Avanzo, me borro como un dibujo
en un vidrio empañado.

Soy sólo un momento que sostiene el equilibrio
bajo una tempestad,
el mandala de los rayos despidiendo reflejos,
las ganas secretas de chocar
al final de la bajada.

 

 

 

Hoy desperté de innumerables pesadillas

 

Mi madre yaciente en los brazos de mi hermana
esa habitación que se repite,
el pájaro muerto en el techo de una casa.
La cima de un rascacielos donde estaba acostado
y si me movía
caía.
Pero hoy una corriente de aire
cruzó de ventana a ventana
y se llevó lejos los temores abisales
Abrí las puertas, dejé entrar el rugido
y un choque en la esquina que no resonó
tampoco el crujir de la loza en el lavaplatos,
el movimiento compulsivo de rodillas y pies
ni el chasquido del encendedor.
Pareció que venían de un sol extraviado
las luces del alumbrado en una calle
todavía un poco diurna.
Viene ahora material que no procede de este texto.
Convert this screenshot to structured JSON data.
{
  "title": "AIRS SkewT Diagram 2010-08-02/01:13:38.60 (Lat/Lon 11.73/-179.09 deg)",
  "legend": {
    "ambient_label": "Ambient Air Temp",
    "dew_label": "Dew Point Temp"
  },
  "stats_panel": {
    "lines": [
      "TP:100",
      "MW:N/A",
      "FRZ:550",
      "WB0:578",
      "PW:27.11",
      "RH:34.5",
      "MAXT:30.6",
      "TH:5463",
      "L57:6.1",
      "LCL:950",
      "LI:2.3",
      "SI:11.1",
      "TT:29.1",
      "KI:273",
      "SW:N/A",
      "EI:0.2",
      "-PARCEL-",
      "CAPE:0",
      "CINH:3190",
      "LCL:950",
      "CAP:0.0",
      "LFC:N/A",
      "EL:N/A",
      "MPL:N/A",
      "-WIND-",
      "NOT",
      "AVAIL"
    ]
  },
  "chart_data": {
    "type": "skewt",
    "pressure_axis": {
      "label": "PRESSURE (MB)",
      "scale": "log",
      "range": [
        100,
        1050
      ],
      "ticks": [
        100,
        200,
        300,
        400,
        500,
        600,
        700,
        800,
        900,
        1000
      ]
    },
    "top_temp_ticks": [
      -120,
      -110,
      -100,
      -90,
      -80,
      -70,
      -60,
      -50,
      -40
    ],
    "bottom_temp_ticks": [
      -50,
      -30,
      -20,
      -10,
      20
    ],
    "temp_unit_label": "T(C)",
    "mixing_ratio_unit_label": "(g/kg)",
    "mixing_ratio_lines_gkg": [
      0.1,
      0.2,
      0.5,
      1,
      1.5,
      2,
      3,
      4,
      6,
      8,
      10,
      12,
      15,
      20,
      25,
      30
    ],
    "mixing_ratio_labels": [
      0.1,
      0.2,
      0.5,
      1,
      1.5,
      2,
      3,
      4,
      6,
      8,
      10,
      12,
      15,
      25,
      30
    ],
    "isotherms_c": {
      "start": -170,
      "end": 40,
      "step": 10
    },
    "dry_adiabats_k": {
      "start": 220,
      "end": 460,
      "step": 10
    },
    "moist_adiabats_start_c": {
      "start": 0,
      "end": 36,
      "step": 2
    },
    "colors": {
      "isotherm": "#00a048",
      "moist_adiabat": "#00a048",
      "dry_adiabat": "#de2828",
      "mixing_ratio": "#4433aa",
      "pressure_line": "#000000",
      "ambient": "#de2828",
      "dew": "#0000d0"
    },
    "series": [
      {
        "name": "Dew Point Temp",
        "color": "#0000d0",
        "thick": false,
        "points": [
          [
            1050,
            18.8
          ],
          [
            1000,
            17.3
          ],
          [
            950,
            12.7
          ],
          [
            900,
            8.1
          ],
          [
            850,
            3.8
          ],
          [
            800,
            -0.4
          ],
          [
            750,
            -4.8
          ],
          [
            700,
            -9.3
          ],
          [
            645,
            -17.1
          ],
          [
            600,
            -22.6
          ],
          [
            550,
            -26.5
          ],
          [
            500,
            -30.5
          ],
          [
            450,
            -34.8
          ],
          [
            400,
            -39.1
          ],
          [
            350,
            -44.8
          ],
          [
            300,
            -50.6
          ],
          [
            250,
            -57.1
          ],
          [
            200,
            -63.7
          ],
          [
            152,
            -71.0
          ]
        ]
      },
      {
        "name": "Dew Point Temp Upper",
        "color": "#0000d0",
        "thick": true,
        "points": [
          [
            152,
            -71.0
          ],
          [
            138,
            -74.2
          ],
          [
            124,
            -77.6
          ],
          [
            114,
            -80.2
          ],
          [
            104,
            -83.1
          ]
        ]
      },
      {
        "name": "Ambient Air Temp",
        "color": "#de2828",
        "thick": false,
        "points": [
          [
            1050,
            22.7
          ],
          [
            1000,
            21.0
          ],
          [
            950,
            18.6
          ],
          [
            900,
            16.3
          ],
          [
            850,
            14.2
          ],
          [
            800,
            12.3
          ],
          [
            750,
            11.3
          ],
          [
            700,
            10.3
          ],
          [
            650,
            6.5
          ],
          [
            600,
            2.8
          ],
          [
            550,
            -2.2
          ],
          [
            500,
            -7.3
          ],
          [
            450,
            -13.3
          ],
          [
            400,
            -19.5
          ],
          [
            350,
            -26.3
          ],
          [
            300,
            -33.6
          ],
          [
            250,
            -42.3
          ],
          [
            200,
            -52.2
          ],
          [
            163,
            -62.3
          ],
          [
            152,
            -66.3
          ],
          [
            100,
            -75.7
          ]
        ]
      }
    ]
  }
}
Y la música
fue un lujo inmenso cuando se terminó el café.
Hoy tuve otra postura al apoyarme en la pared de la cocina
recordé una caja en el persa de libros a luca
y en esa caja estaba Cipango.
La estrofa no terminó en la extensión de las manos.
Hoy desperté de innumerables pesadillas
levanté con cuidado una polilla muerta de la mesa
y cuando la iba a sacar por la ventana
se puso a volar.

 

 

 

Imaginas esta escena:

 

dos personas con los pies en el agua
a la orilla de un mar
no tan mar
un poco río.
El sol cae sobre ellos
como el amarillo de los destacadores de texto
para que brillen en la página
o en el lienzo infinito de los ojos.
Dos palabras que de alguna forma
lo resumen todo.

Los ojos semiabiertos
a punto de entregarse a la luz
que viaja por el aire como shampoo de manzanilla.
Cuando todos duermen
cuando el beso se instala
en la mañana o el sueño.

Intentas no detenerte demasiado
en ese bosque interminable de árboles de agua
y de siglos de gaviotas anunciando las auroras.
Te resulta tan fácil sentarte
a inventar con la voz una caricia
en un cuerpo invisible
a fotografiar un sueño
como si no fuese en la vía pública
donde imaginas esta escena:

Esta plaza nocturna
atestada de gente y de palomas
que se esquivan mutuamente.

 

 

 

Patio de luz

 

Podría comenzar a brotar la enredadera,
árbol que crece en la imaginación
y devora el edificio.
Romper la quietud
con claustrofobia de pájaro
si nadie canta en la ventana.
Leve inclinar el libro
del que se asoma aprovechando
unos últimos minutos
de luz natural.
Estirar hasta donde se pueda la cuerda del día
cuando el sol hace su única aparición
justo en el cénit.
Sólo el vuelo reiterativo de una mosca
llena el espacio.
Las paredes blancas multiplican el neón.